- Such a pulse is an artificial signal which is not bandlimited to 96 kHz. A DAC would add some ringing at 96 kHz (the amount depends on the characteristics of the reconstruction filter) and probably aliasing components as well.
- This pulse contains all frequencies from 0.5 Hz up until the maximum depending on the risetime (the extreme of this is the dirac pulse which contains all frequencies up into infinity) with equal amplitude.
- Therefore you can hear such a pulse, even when using only a tweeter, as long as the tweeter emits frequencies below 20 kHz.
Aha, it feels like we are getting somewhere. I see it differently. The pulse,
inherently, doesn't contain any periodic frequencies. It only happens once.
A function of time is just a function of time. You can elect to approximate it with a linear combination of other functions. It is more mathematically convenient to calculate the coefficients of the approximation if the other functions are orthogonal in some mathematical sense.
The sinusoids used in Fourier analysis is just one kind of such function families:
https://en.wikipedia.org/wiki/Orthogonal_functions. In fact, researchers showed that the pulses we are discussing can be much more compactly represented by certain families of wavelets, rather than by sinusoids.
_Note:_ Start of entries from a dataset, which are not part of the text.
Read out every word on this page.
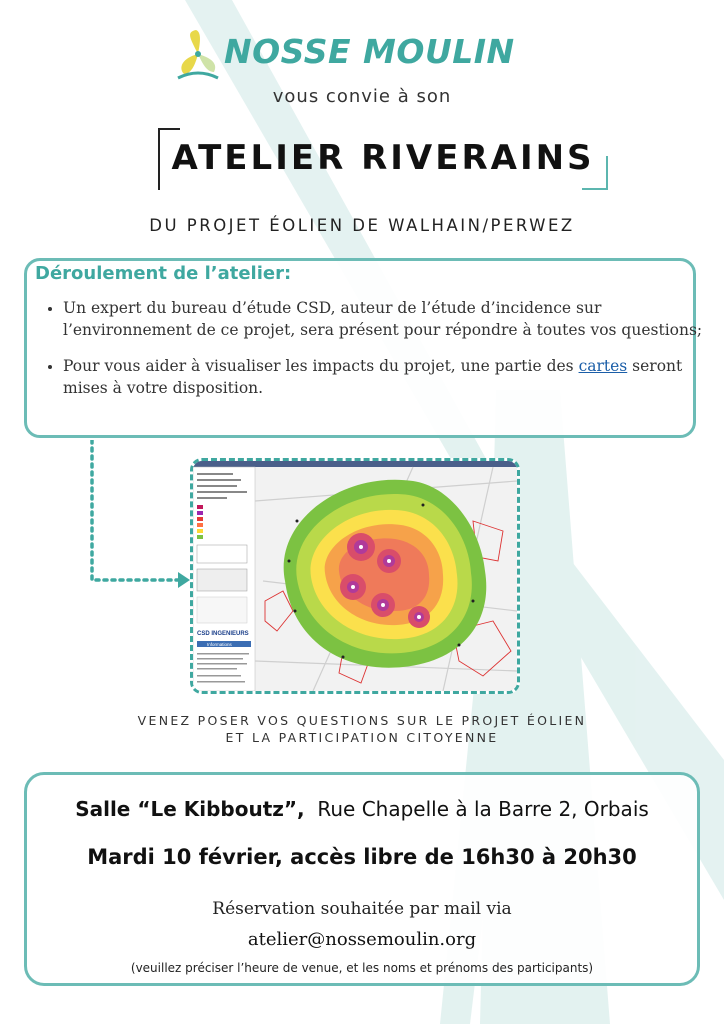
NOSSE MOULIN
vous convie à son
ATELIER RIVERAINS
DU PROJET ÉOLIEN DE WALHAIN/PERWEZ
Déroulement de l’atelier:
• Un expert du bureau d’étude CSD, auteur de l’étude d’incidence sur l’environnement de ce projet, sera présent pour répondre à toutes vos questions;
• Pour vous aider à visualiser les impacts du projet, une partie des cartes seront mises à votre disposition.
CSD INGENIEURS
Informations
VENEZ POSER VOS QUESTIONS SUR LE PROJET ÉOLIEN
ET LA PARTICIPATION CITOYENNE
Salle “Le Kibboutz”, Rue Chapelle à la Barre 2, Orbais
Mardi 10 février, accès libre de 16h30 à 20h30
Réservation souhaitée par mail via
atelier@nossemoulin.org
(veuillez préciser l’heure de venue, et les noms et prénoms des participants)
In order for a function to be approximated by a linear combination of other orthogonal functions, there must be something - some mechanism - that calculates the approximation. The mechanism employed by the mammal hearing system does not use Fourier transform.
It uses a different type of transform, based on mechanics and neurophysiology of cochlea, which assigns extracted frequencies to bins spaced approximately logarithmically, rather than at equal intervals like in the case of Fourier transform. In some ways, the cochlear transform is cruder than the Fourier. In other ways, it is more advanced, honed by millions of years of evolution.
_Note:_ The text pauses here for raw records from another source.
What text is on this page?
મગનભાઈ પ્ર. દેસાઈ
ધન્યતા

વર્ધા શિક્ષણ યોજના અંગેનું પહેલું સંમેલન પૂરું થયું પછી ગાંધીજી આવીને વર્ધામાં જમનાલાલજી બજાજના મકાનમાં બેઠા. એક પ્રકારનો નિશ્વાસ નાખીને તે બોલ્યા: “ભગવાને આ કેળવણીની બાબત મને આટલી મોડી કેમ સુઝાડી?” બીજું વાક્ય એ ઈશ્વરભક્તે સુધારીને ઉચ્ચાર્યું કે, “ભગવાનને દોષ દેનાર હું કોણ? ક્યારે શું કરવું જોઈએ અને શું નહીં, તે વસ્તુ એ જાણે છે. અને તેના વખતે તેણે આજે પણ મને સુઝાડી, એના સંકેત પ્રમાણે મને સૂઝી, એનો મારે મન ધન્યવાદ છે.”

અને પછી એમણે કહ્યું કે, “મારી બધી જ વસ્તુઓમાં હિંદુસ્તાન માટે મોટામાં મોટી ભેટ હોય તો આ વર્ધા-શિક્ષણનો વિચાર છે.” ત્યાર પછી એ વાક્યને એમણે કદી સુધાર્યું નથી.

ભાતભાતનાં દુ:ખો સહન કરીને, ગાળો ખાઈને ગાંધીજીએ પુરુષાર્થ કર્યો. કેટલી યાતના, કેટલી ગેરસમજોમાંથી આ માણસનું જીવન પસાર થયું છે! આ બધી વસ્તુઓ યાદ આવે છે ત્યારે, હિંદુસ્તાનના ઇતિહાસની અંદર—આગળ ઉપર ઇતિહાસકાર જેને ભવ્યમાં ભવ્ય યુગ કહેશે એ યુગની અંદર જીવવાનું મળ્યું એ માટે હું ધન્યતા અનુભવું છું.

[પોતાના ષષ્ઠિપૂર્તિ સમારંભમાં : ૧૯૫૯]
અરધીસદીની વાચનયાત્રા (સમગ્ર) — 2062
A sufficiently short pulse arriving to cochlea does transform into all the cochlea frequency bins. However, it was experimentally proven that the distribution of extracted frequency coefficients doesn't depend in a detectable way on the rise time or other shape-related parameters of the pulse - as long as the pulse duration is much shorter than the characteristic time of the highest detectable sinusoidal frequency (approximately 50 μs for humans).
What matters is the mechanical momentum transferred, and timing of the pulse. What it means is: if an audio delivery system preserves these two characteristics of such pulses, a human will hear on such system the transients he or she would hear in a high-end studio mastering room while listening to the master record.
Unfortunately, as we've seen with examples of cymbal sounds captured at 176,400 sampling rate, downsampling such signals to 44.1
may,
sometimes, result in the mechanical momentum and timing of such pulses not being preserved, which introduces transient distortion.
It appears that using 192/24 PCM throughout the audio delivery chain ensures that the momentum and timing of transients is preserved with sufficient accuracy for the overwhelming majority of music records. Some people, who record large symphonic orchestras, argue that 384/24 works even better for their use cases.